Bon moi je ne souscris pas à cette critique, j'aime avoir le sentiment que pour faire un choix, il faut avoir déployé des possibles justement.

Zut je dois y aller, je pense que je me disperse complètement a avoir envie de dire plusieurs choses, bon, bien, je repasserai ultérieurement,

Cordialement,

JSLH

JSLH
16/02/2005, 15h17
Merci bibi pour cette prise en compte des remarques précédentes,
cordialement,

JSLH

psychoparis
16/02/2005, 19h40
Bonjour,

Et oui, comme quoi toute formation laisse des traces, au point que rien qu'à certaines idées, on peut reconnaître si telle ou telle personne a fait telle ou telle formation. C'est dire si ça nous marque! D'où l'importance de cette formation.

Concernant mon point de vue sur les tests, il est de terrain plus que par rapport à la loi. Je me souviens d'une manifestation il y a bientôt trois à laquelle j'avais participé pour défendre la fonction et la reconnaissance du psychologue à l'hopital... Une inititative rare qui méritait d'être encouragée. On n'étais guère nombreux : 500 tout au plus, l'information n'ayant pas été à mon avis clairement diffusée.

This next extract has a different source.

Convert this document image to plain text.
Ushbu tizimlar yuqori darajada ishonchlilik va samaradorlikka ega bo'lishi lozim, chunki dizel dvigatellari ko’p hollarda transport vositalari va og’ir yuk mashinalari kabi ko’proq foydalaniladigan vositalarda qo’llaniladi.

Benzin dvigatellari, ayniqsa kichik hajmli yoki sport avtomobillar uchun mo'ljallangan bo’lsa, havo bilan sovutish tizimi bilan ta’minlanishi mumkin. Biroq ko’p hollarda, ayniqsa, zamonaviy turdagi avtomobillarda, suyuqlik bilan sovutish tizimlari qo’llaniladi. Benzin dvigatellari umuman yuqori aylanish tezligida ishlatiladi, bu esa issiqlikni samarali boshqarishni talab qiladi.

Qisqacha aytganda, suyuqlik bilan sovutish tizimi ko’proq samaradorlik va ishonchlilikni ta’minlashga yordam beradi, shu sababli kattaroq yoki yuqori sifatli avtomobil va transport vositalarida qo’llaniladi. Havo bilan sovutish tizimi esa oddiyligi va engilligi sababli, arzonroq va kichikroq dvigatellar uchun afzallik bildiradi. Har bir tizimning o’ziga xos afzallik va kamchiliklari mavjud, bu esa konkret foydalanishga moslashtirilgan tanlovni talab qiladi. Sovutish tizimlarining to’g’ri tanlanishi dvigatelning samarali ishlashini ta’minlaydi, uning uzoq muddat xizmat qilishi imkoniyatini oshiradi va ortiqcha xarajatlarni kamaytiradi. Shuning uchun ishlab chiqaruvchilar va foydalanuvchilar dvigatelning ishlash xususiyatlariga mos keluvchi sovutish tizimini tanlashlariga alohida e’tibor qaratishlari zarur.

Et bien, j'en ai profité pour demander à plusieurs collègues de la définition qu'il convenait de donner du "psychologue". J'ai interrogé quelques dizaines de personnes, j'ai eu des dizaines de réponses différentes, que j'ai classées comme ça :

1) le psychologue fourre tout : il touche un peu à tout et à rien en même temps
2) Le psychothérapeute light : c'est à dire qu'il est clairement spécialisé dans un domaine (ou plutôt il n'a pas abordé les autres, ce qui est une spécialisation par défaut) ce qui fait qu'il a une bonne connaissance de ce domaine mais il ne se pas prêt à faire de la psychothérapie. "du soutien, mais pas plus" en gros
3) Le psychologue point d'interrogation : ça fait 5 ans que je planche dessus, mais j'ai pas encore trouvé la réponse ou alors c'est très flou

Le seul point commun dans ttes les réponses, c'est la psychométrie reconnue par tous (même chez ceux qui ne comptent pas l'utiliser) comme LA compétence propre au psychologue.

Voilà en gros, ce n'est pas très scientifique bien sûr, mais cela a orienté ma réflexion dans le sens que j'évoquais. Pas de quoi écrire un mémoire cependant! ;)

Alors, oui, bien sûr, la vie psychique c'est large. Mais bon, les médecins traitent avec le corps humain et ses millions de cellules, la multiplicité des points de vue et des organes, les différentes spécialités... Il y a des médecins généralistes et d'autres spécialisés, et bien qu'il y ait des conflits, ils réussissent à parler d'une seule voix.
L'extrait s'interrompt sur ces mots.